KOCHI:
The environment in which one grows can wield a strong influence in the subsequent artistic practice, going by the cases of Akshay Chari and Mucharia Madhukar. The two youngsters from Deccan use techniques from their family’s traditional occupation to express ideas that also serve as relevant links to modern times.
The Students’ Biennale has their works being exhibited in the heritage town of Mattancherry, where renowned artist K P Reji is the curator.
Akshay hails from a Goan family of carpenters and has his work focusing on rampant ecological destruction of his tiny land defined by beaches and boulders. At KVN Arcade amid the fourth edition of the Kochi-Muziris Biennale, the youth has created a hilly terrain using hammered metal nails onto a carved wooden surface.
The work, titled ‘When the Mountain Falls’, talks about Goan landscape perishing owing to mining and deforestation. The artist essays how man’s greed has spawned hunters of iron and timber in the little state by the Arabian Sea.
Akshay, who hails from a small Goan village called Canacona, was exposed to the skills of carpentry from an early age. As he grew, the artist broadened his themes but continued to be inspired from his household vocation. “You know carpentry is an art backed by meticulousness. You need patience and creativity,” he notes.
Into his adulthood, Akshay began getting increasingly interested with the idea of tracing generational advancements in carpentry, courtesy modernisation. In fact, some of Akshay’s early work had been a take on how new-age carpentry has become highly technology-dependent.
Proceeding with the profile, his work in Kochi (on till March 29) has the act of hammering nails working a “metaphor of authorities covering their tracks” and “creating a hoax vision of things being in order”. The mountain of nails also represents the huge stockpile of iron ore that has lately become a common sight across Goa in contrast to its traditional looks steeped in greenery and cleanliness.

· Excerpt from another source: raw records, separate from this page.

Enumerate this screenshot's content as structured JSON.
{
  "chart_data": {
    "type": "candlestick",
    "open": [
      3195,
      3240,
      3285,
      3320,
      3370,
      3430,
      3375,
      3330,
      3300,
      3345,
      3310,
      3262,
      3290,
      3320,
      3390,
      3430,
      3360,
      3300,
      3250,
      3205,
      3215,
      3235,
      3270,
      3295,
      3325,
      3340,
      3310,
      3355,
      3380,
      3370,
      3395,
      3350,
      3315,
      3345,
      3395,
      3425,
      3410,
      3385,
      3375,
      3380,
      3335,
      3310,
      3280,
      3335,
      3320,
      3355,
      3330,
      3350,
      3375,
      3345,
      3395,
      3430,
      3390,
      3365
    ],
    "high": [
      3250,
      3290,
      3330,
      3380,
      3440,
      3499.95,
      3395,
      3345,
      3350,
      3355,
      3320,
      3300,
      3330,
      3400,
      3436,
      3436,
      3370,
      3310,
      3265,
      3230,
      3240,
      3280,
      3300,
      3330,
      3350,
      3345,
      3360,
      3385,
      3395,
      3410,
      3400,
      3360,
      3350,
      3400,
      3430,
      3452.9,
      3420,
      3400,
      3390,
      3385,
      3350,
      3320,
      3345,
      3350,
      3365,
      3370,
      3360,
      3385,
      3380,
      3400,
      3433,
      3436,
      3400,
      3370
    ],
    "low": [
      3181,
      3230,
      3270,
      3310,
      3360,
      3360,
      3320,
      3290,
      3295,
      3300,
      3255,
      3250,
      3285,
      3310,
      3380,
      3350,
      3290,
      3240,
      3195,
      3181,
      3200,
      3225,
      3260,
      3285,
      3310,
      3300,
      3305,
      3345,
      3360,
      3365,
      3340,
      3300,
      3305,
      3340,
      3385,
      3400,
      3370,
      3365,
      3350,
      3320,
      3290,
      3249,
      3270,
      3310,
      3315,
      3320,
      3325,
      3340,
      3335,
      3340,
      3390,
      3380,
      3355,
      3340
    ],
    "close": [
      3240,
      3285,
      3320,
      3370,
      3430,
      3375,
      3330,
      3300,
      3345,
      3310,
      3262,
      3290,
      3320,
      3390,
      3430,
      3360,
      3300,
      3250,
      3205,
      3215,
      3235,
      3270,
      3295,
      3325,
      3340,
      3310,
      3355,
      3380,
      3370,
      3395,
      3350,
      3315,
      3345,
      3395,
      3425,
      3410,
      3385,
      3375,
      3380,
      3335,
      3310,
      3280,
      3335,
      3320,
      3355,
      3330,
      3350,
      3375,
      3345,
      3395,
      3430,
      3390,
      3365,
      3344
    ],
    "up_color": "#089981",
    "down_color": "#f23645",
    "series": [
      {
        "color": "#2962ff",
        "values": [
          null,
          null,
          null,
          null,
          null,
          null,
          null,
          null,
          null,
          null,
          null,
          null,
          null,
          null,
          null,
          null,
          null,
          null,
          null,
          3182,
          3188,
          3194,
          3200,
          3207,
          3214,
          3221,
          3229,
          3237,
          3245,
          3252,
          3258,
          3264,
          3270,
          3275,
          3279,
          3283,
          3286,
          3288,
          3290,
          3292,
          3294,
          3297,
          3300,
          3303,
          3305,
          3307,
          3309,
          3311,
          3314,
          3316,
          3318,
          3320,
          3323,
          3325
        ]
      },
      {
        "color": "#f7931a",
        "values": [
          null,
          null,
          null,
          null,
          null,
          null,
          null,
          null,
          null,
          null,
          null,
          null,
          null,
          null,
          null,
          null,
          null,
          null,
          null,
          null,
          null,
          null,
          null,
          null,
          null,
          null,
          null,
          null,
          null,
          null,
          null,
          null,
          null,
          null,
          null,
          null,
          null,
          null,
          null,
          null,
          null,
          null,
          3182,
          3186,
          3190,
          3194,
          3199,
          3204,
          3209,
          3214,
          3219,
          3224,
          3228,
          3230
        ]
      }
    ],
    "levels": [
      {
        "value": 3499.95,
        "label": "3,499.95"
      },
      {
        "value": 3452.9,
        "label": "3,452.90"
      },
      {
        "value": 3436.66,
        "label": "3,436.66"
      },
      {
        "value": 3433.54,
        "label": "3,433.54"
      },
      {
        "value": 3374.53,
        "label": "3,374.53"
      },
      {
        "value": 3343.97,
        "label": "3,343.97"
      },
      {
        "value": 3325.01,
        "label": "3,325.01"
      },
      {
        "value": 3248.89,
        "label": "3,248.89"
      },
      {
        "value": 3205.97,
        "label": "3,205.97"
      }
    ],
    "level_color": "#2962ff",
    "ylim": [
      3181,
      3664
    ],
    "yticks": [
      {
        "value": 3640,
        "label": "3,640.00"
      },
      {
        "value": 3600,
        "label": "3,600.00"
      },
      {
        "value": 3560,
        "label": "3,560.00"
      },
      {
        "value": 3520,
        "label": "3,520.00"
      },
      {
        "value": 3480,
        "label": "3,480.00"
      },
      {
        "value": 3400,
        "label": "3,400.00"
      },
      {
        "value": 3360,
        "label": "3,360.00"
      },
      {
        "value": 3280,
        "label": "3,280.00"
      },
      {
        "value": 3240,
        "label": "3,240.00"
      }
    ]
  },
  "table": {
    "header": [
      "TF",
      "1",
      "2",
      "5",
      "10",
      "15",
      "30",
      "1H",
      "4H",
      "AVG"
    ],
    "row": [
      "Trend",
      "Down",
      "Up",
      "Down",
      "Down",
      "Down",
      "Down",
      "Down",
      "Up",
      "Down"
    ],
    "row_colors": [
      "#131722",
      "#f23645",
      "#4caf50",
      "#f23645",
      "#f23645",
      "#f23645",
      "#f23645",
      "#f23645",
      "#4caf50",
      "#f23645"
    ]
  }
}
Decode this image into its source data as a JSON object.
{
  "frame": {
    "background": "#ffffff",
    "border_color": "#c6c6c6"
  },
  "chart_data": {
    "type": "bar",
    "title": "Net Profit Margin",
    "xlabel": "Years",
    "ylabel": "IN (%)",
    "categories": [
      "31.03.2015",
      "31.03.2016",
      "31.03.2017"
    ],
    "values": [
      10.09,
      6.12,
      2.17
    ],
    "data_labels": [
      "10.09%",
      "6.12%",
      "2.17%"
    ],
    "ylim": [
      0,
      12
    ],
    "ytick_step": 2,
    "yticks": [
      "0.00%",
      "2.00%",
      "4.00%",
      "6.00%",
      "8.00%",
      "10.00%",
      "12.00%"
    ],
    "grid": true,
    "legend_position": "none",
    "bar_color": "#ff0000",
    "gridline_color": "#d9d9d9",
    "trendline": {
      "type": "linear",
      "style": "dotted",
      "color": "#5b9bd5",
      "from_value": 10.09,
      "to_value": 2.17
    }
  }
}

“My work is also a result of my fascination towards several traditional carpentry tools my ancestors used, but today remain idle in my house. Somewhere along the way, they were all abandoned,” shrugs Chari, an alumnus of the Goa College of Arts. “For me now, they are like windows to our past. They allow us to provide a tangible link between us and the people of past societies. Call it museumisation of a sacred heritage.”
The Students’ Biennale has another such work that is inspired from the artist’s fascination for his hereditary work. Titled ‘Baba Saheb’, it is done by Mucharia of Telangana and is being exhibited at a venue called Mattancherry Temple.

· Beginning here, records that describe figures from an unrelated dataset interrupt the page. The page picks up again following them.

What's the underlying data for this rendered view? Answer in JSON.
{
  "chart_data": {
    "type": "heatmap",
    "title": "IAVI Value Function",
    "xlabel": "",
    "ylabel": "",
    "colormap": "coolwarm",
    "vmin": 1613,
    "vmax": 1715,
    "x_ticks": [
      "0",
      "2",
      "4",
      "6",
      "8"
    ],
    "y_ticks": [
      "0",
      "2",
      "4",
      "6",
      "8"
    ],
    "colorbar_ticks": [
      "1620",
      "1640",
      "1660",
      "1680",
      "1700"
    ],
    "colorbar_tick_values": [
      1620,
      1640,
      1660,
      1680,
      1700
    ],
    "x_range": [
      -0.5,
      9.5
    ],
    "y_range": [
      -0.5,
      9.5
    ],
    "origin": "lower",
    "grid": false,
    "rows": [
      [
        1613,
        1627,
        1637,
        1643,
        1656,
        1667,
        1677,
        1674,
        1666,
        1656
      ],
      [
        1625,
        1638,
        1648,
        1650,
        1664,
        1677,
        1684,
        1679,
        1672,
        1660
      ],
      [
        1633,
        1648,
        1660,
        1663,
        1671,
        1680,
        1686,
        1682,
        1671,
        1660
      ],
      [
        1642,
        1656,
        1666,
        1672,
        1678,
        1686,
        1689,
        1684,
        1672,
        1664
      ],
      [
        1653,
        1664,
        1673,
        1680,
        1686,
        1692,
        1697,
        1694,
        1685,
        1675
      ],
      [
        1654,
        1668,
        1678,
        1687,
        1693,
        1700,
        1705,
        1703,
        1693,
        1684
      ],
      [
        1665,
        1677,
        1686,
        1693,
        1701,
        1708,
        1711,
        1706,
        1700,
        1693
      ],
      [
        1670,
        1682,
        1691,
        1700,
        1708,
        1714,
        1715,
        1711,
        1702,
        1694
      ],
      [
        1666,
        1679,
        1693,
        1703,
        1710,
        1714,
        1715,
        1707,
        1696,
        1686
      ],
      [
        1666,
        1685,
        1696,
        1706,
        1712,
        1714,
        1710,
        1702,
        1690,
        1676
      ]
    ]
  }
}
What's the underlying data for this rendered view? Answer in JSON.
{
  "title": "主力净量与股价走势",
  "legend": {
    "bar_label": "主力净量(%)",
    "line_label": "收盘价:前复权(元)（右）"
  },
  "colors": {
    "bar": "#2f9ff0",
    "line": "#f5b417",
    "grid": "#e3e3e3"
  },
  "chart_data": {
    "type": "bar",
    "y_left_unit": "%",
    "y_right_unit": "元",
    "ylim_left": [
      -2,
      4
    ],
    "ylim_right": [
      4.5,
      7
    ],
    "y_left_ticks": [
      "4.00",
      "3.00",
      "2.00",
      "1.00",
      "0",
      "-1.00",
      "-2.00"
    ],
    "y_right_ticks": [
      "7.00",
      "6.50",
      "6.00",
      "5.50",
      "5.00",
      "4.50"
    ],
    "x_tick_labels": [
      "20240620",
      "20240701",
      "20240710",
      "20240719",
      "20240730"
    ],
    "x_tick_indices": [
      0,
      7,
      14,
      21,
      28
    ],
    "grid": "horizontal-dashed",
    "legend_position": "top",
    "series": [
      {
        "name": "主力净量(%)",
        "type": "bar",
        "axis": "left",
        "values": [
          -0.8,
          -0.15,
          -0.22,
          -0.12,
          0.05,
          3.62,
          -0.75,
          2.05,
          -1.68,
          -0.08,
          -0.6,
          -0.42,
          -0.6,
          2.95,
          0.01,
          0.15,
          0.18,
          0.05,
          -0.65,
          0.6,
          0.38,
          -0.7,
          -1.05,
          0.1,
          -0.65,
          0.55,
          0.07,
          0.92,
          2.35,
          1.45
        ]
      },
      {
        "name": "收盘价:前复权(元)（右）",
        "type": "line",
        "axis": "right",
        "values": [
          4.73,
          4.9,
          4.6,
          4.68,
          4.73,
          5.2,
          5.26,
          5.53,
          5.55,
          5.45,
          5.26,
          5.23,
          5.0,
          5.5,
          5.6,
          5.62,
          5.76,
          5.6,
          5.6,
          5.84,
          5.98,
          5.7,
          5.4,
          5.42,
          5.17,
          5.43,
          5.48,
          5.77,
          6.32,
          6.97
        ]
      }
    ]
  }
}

Mucharia, who studied at Potti Sri Ramulu Telugu University in Hyderabad, belongs to the cobbler community of Madikas from a village in the nascent Dravidian state carved out of Andhra Pradesh. He uses leather as his chief medium of artistic expression.
“I explore more about portraiture with the help of natural pigments used on leather,” says the artist, whose work here features a portrait of 20th-century social reformer B R Ambedkar, who has been a beacon of life for the country’s marginalised masses.
According to Reji the curator, Akshay’s work highlights the vitality of ‘precision’ in carpentry. “It’s a hypnotic act that requires immense patience,” he notes. “Even if it comes to you hereditarily, carpentry warrants so much of concentration and effort to attain perfection.”
As for Mucharia’s work, Reji calls it a “perfect example” of the Students’ Biennale theme: Making As Thinking. The young artist “explores those objects that were lying lifeless in his drawers used by his ancestors for generations,” adds the curator.